A Dataset is a distributed collection of data. As an interface that is newly developed in Spark 1.6, a Dataset integrates the advantages of both RDD and Spark SQL. A Dataset can be constructed from Java virtual machine (JVM) objects and managed by using functional transformations such as map, filterMap, and filter. The Dataset API is available in Scala and Java, but unavailable in Python or R. However, because of the dynamic nature of Python and R, many advantages of the Dataset API are available in Python and R.

A DataFrame is a Dataset that is organized into named columns. It is conceptually equivalent to a table in a relational database. A DataFrame can be constructed from many sources, such as a structured data file, a Hive table, an external database, or an existing RDD. The DataFrame API is available in Scala, Java, Python, and R. A DataFrame in Scala or Java is represented by a Dataset of rows. In the Scala API, DataFrame is a type alias of Dataset[Row]. In the Java API, a DataFrame is represented by Dataset<Row>.

Use Spark SQL to perform basic operations

Spark SQL allows you to manage data by using SQL statements. Spark parses, optimizes, and executes the SQL statements that you use.
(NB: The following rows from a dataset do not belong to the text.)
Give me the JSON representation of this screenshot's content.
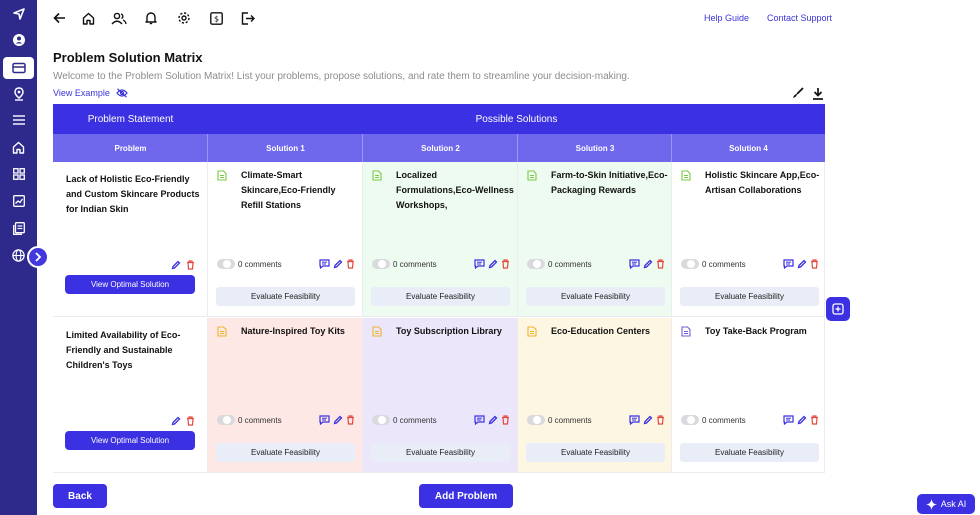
{
  "topbar": {
    "help_guide": "Help Guide",
    "contact_support": "Contact Support"
  },
  "page": {
    "title": "Problem Solution Matrix",
    "description": "Welcome to the Problem Solution Matrix! List your problems, propose solutions, and rate them to streamline your decision-making.",
    "view_example": "View Example"
  },
  "matrix": {
    "header_problem_statement": "Problem Statement",
    "header_possible_solutions": "Possible Solutions",
    "col_problem": "Problem",
    "solution_cols": [
      "Solution 1",
      "Solution 2",
      "Solution 3",
      "Solution 4"
    ],
    "view_optimal_label": "View Optimal Solution",
    "evaluate_label": "Evaluate Feasibility",
    "rows": [
      {
        "problem": "Lack of Holistic Eco-Friendly and Custom Skincare Products for Indian Skin",
        "solutions": [
          {
            "text": "Climate-Smart Skincare,Eco-Friendly Refill Stations",
            "comments": "0 comments",
            "bg": "#ffffff",
            "icon_color": "#7ac943"
          },
          {
            "text": "Localized Formulations,Eco-Wellness Workshops,",
            "comments": "0 comments",
            "bg": "#eefbf0",
            "icon_color": "#7ac943"
          },
          {
            "text": "Farm-to-Skin Initiative,Eco-Packaging Rewards",
            "comments": "0 comments",
            "bg": "#eefbf0",
            "icon_color": "#7ac943"
          },
          {
            "text": "Holistic Skincare App,Eco-Artisan Collaborations",
            "comments": "0 comments",
            "bg": "#ffffff",
            "icon_color": "#7ac943"
          }
        ]
      },
      {
        "problem": "Limited Availability of Eco-Friendly and Sustainable Children's Toys",
        "solutions": [
          {
            "text": "Nature-Inspired Toy Kits",
            "comments": "0 comments",
            "bg": "#fde8e6",
            "icon_color": "#f0b429"
          },
          {
            "text": "Toy Subscription Library",
            "comments": "0 comments",
            "bg": "#ece6fb",
            "icon_color": "#f0b429"
          },
          {
            "text": "Eco-Education Centers",
            "comments": "0 comments",
            "bg": "#fdf6e3",
            "icon_color": "#f0b429"
          },
          {
            "text": "Toy Take-Back Program",
            "comments": "0 comments",
            "bg": "#ffffff",
            "icon_color": "#6b5fd6"
          }
        ]
      }
    ]
  },
  "buttons": {
    "back": "Back",
    "add_problem": "Add Problem",
    "ask_ai": "Ask AI"
  },
  "colors": {
    "primary": "#3b30e2",
    "sidebar": "#2e2a8c",
    "subheader": "#6f68ec",
    "link": "#3b34d6",
    "delete": "#e5483f"
  },
  "icons": {
    "sidebar": [
      "logo-icon",
      "avatar-icon",
      "card-icon",
      "location-icon",
      "menu-icon",
      "home-icon",
      "grid-icon",
      "chart-icon",
      "document-icon",
      "globe-icon"
    ],
    "topbar": [
      "back-arrow-icon",
      "home-icon",
      "users-icon",
      "bell-icon",
      "settings-icon",
      "dollar-icon",
      "logout-icon"
    ]
  }
}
The following examples describe how to use Spark SQL to read files:
  • Example 1: Spark supports data in various formats. In this example, Spark reads data in the JSON format and generates data in the Parquet format. Sample code:
    val peopleDF = spark.read.json("examples/src/main/resources/people.json")
    peopleDF.write.parquet("people.parquet")
  • Example 2: Spark reads the names of people whose ages range from 13 to 19 from a parquetFile table, transforms the name data into a DataFrame, and then generates the DataFrame in a readable format by using the map transformation. Sample code:
    val namesDF = spark.sql("SELECT name FROM parquetFile WHERE age BETWEEN 13 AND 19")
    namesDF.map(attributes => "Name: " + attributes(0)).show()